悠真の意図を推し量るように、その瞳と手の間で視線を行き来させた。
(つ、繋ぐってこと……?)
もし違っていたら、なんて恥ずかしい勘違いだろう。
そうだとしても照れくさいけれど────なんて、おずおずとわたしも手を差し出す。
触れるなり優しく包み込まれた。溶け合った温もりが浸透していく。
満足そうに口角を上げた悠真の表情を目にして、いっそう胸が高鳴るのを感じた。
いまこの瞬間は、彼以外の何も見えない。
◇
賑わう参道を手を繋いで進み、気の向くままにしばらくふたりで食べ歩いた。
甘いものから塩気のあるものまであらゆる食べものを存分に楽しんで、最後に団子を頬張る。
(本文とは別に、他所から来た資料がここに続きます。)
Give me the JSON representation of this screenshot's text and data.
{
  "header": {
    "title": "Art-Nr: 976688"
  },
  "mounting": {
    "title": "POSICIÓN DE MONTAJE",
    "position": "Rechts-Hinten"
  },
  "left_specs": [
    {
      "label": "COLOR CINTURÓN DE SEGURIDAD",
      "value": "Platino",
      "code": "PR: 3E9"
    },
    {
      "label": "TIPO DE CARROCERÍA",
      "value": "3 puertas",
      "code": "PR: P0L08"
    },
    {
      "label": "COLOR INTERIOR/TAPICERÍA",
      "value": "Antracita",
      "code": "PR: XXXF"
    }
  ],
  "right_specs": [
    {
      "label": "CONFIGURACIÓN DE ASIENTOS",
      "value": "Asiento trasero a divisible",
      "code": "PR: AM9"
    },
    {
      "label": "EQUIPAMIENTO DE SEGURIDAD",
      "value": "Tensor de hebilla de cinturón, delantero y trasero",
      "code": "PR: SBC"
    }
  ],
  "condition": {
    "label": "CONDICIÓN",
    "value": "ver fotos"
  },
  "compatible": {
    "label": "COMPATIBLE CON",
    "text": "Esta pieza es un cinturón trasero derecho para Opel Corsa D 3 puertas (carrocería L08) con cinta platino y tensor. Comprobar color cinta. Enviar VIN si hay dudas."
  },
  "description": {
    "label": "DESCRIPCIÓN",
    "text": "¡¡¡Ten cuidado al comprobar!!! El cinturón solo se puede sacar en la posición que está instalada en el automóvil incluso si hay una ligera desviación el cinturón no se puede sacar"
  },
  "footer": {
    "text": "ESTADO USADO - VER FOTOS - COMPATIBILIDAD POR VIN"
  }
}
真っ赤な苺とクリームのような餡が載っていた。見た目もカラフルでかわいらしい。
「ん、美味しい!」
「よく食べるね」
驚き半分、感心半分といった具合でそうこぼした悠真に、眉を下げて笑う。
「でも、もうさすがにお腹いっぱいかな」
満足すぎるほど堪能できたし、お腹も心も満たされた。
団子を食べ終わると、彼とともに少し人混みから逸れる。
歩速を落とした悠真は、ふと気遣うような眼差しをわたしに向けた。
「疲れてない?」
「ううん、楽しいよ! 何か新鮮」
最初の緊張はすっかり息を潜め、慣れないと思っていた左手の温もりも、いつの間にか境界をなくしている。
きっと、悠真に深い意図なんてない。
はぐれないように繋いでくれただけ。そう思ったら、いくらか気が抜けた。
「…………」
ふと黙り込んだ彼が視線を前に戻す。
一歩、二歩……半ば惰性で押し出すようにして動かしていた足が完全に止まる。
「悠真?」
何となく訝しみながら、わたしも足を止めた。
憂うような横顔を見上げていると、不意に彼が口を開く。
「……祭り、みたいだよな」
何気ないひとことの割には硬い声色だった。
頷くことさえ気軽にできないような重厚さを感じて、わたしの言葉は喉に詰まる。
(“祭り”……)
その単語を耳が吸収すると、脳裏にぼんやりとした光景が広がった。
屋台と提灯で彩られた神社の境内。
人混みを歩くわたしは、いまと同じように誰かと手を繋いでいた────。
(誰だろう……?)
思考が記憶の中へ枝を伸ばしかけたとき、不意にそれが断ち切られた。
ぱっと悠真の手が離れたのだ。
意識が強制的に現実世界へと引き戻される。
「……ごめん」
そう言った悠真は目を伏せる。
考えが巡っていくのを遮るように、彼の手がわたしの両頬を包み込んだ。
蘇りかけた思い出がまた暗がりに溶けていく。
灯った蝋燭の明かりが消えたみたいに、光を失って潰えた。
目の前の出来事だけが、完全にわたしの意識を奪い去る。